Applications of the transmitted Kirchhoff-Holmholtz method to transmitted body waves and possible structural effects at NTS

Abstract
We extend the Kirchhoff-Helmholtz integral method to calculate acoustic potentials which transmit through three-dimensional warped boundaries. We specify the potentials on an arbitrary surface with Snell's law and plane-wave transmission coefficients and numerically integrate their contributions at a receiver via the scalar integral representation theorem. The method is appropriate for modeling precritical transmitted potentials. Results from test models compare well with optical solutions for transmissions through a flat interface.
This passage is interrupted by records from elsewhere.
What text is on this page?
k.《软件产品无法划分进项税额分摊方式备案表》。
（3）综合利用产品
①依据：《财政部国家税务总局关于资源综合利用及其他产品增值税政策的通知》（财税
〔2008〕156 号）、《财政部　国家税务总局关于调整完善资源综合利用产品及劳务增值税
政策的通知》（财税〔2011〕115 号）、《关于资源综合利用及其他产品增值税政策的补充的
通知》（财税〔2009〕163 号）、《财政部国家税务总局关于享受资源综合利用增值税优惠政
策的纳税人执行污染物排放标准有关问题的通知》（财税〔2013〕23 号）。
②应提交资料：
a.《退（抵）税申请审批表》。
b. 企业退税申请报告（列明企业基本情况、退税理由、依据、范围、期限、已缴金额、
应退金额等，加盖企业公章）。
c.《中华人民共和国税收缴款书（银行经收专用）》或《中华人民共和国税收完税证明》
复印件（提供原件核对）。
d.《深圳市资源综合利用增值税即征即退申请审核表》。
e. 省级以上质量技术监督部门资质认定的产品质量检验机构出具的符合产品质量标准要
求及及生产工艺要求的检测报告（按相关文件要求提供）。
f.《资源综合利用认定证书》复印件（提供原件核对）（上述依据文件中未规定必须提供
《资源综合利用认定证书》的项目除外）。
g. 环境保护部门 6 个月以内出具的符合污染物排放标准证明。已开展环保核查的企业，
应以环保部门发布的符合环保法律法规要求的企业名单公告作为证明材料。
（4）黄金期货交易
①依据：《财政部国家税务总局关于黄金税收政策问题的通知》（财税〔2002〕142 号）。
We model the effect of several idealized crust-mantle boundary structures on teleseismic P wave generated by explosion sources. The structures are all upwarps and are designed to produce travel-time residuals as a function of delta and azimuth which have the same magnitude as residuals observed for NTS tests within Pahute Mesa. These structures consistently cause complicated low amplitude waveforms which arrive early and simple high amplitude waveforms which arrive late. Thus, they cause systematic amplitude variations with azimuth, delta, and source location. The magnitude of this variation is less than or equal to 212. This factor is somewhat less than the observed ab amplitude variation with azimuth of Pahute Mesa tests; however, it is approximately the same magnitude as the observed ab variation at a given station as a function of test location within the mesa.